The park is thrumming with kids going huge and pumping up and down smooth concrete walls. Miller waves to a 12-year-old on the far side.
“Hey, Warren!” the kid shouts.
“Where’s the camera, Tyler?” Miller asks.
“Forgot to bring it today,” the boy says sheepishly. “But I’ve been filming every day this summer.”
Miller was watching Tyler skate one day and thought he had potential. He met Tyler’s mom, a housekeeper on the island, and learned she was raising him on her own. So he gave Tyler a video camera and said, “See what you can do with this.” It was a pay-it-forward gesture from a man whose early circumstances mirrored Tyler’s and whose own life was changed every time someone believed in him. “Put the right tools in kids’ hands, and good things happen,” Miller says.
He drives home the long way, showing me a few other pet projects: a BMX park and a YMCA summer camp, which he recently outfitted with a fleet of secondhand sailboats. Later, we’re getting ready to take Miller’s yacht to his favorite seafood joint, over on San Juan Island.

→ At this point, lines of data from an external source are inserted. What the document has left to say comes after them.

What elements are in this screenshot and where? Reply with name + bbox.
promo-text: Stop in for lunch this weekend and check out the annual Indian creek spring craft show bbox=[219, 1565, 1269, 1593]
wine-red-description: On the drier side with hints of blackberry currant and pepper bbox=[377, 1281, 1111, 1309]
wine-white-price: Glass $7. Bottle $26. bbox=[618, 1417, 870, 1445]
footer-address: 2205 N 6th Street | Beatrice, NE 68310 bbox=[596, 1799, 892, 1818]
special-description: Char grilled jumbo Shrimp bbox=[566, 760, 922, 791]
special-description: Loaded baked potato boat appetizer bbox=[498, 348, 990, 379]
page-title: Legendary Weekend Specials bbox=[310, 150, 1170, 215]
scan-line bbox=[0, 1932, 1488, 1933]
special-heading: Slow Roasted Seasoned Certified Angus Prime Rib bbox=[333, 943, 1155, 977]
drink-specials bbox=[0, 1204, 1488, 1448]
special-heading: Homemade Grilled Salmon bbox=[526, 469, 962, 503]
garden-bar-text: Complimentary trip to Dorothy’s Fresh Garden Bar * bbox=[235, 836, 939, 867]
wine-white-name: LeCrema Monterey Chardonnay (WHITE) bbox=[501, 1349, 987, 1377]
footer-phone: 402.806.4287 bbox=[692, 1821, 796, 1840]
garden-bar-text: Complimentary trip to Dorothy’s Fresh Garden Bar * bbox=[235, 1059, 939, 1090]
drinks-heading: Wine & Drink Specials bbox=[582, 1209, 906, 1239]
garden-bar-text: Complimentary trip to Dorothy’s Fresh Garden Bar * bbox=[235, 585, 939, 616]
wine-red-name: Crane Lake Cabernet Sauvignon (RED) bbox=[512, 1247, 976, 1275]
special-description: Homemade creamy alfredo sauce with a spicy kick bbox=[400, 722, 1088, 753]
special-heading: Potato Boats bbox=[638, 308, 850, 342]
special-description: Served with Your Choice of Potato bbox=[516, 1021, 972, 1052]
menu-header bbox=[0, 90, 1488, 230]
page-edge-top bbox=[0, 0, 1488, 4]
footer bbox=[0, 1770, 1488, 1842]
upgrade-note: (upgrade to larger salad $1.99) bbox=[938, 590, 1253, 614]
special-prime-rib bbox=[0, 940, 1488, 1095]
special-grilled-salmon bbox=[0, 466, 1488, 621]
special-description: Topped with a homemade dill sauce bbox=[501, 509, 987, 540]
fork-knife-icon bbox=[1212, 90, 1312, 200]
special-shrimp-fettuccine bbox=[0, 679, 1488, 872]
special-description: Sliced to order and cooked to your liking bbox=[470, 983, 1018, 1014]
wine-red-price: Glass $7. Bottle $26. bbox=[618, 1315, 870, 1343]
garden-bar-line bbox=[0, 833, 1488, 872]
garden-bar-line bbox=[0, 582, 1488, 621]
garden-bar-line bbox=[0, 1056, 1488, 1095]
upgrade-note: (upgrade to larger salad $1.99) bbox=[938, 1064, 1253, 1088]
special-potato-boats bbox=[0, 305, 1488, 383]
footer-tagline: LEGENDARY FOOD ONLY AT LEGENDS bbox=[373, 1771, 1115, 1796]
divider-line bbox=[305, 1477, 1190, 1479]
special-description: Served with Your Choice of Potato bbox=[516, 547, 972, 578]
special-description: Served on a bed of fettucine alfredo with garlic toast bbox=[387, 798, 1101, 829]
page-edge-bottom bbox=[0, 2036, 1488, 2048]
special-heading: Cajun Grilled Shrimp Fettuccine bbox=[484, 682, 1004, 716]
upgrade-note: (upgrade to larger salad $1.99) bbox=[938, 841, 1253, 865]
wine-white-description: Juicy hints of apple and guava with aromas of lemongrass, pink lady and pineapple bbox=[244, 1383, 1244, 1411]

As we grab our coats, we stand in his den, gazing at a ten-foot wall covered with photographs of family and friends, politicians and ski heroes. There’s Warren filming from atop a greasy gondola a thousand feet above Chamonix, and cooking rabbit stew with Ward Baker. I get the feeling there are many more pictures to come.
“It’s been fun so far!” he says, jingling the keys to his yacht. “Let’s get going!”